Huh.  He sat down and picked up the misbegotten excuse for a scarf.  “You knit?”

“No.”  Now a touch of bleakness edged in.  “Belinda does.  Back at Chrysalis House.”

And whatever the rest of them thought about her life there, that small bit of yarn communion had clearly been a highlight of her days.

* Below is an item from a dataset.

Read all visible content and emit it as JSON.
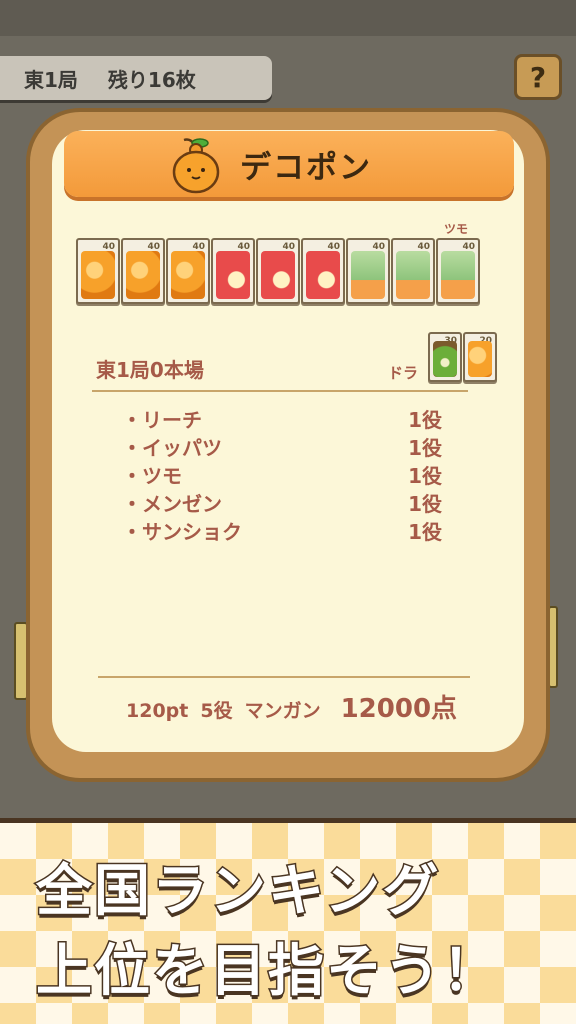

Jamie got up.  Time to be a guy of action.  His one and only weaving project had involved some cardboard and a lot of five-year-old frustration, and bore zero resemblance to the contraption they’d liberated from Chrysalis House along with Hannah.  Above his pay grade.  “Come on—I want to take you to see someone.”

Wariness.  So much uncertainty.  “Is that safe?”

It had to be better than children’s songs, light switches, and his sad excuse for granola.  Time to hook the new witch into the part of their community that went nutso over a ball of yarn.  Caro would know what to do with a weaver.

And it was dumb that they hadn’t hooked her in already—her mind powers beat his hands down.  They’d moved fast and missed the obvious.  Hannah could sit in Knit a Spell and inhale yarn fumes and maybe find her feet. 

He just had to get her there.  Jamie winced mentally and looked over at his new charge.  “How do you feel about teleporting?”

She laughed—and then caught sight of his face and paled.  “For real?”